Flag Default Type Description
-i stdin PCL text file Input PCL file in which missing values are to be imputed.
-o stdout PCL text file Output PCL file in which missing values have been replaced and genes with too many missing values have been removed.
-k 10 Integer Number of neighbors to use for each missing value imputation.
-d euclidean euclidean, pearson, kendalls, kolm-smir, spearman, pearnorm, or hypergeom Similarity measure to use for finding nearest neighbors. The default (Euclidean distance) is highly recommended.
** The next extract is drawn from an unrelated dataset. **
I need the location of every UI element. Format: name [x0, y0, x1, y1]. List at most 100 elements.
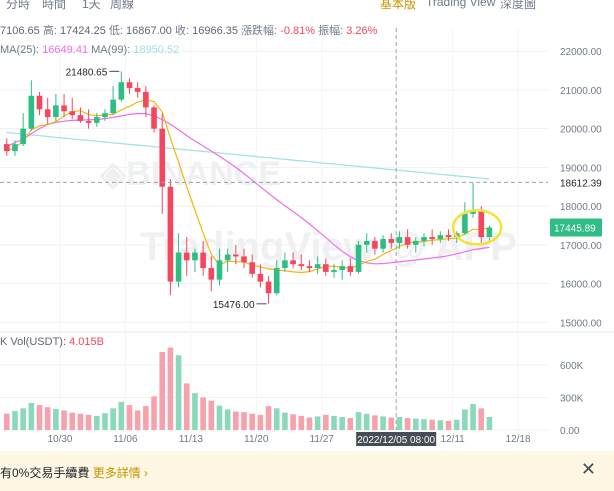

-m 0.7 Double Fraction of a gene's expression vector that must be present; genes with less than this many non-missing values are removed from the output. For example, in a PCL with 10 columns, genes with more than three missing values would be removed by default.
-g None Gene text file If given, only genes in the given gene set are included in the output.
-w None PCL text file If given, a PCL file with dimensions equal to the data given with -i. However, the values in the cells of the weights PCL represent the relative weight given to each gene/experiment pair. If no weights file is given, all weights default to 1.
-a off Flag If on, autocorrelate similarity scores (find the maximum similarity score over all possible lags of the two vectors; see Sleipnir::CMeasureAutocorrelate).
-s 2 Integer Number of columns to skip between the initial ID column and the first experimental (data) column in the input PCL.
-l -1 Integer Maximum number of genes in input file before in-memory score caching is disabled. If -1, caching is never performed. Caching greatly speeds up processing, but can consume large amounts of memory for inputs with many genes (rows).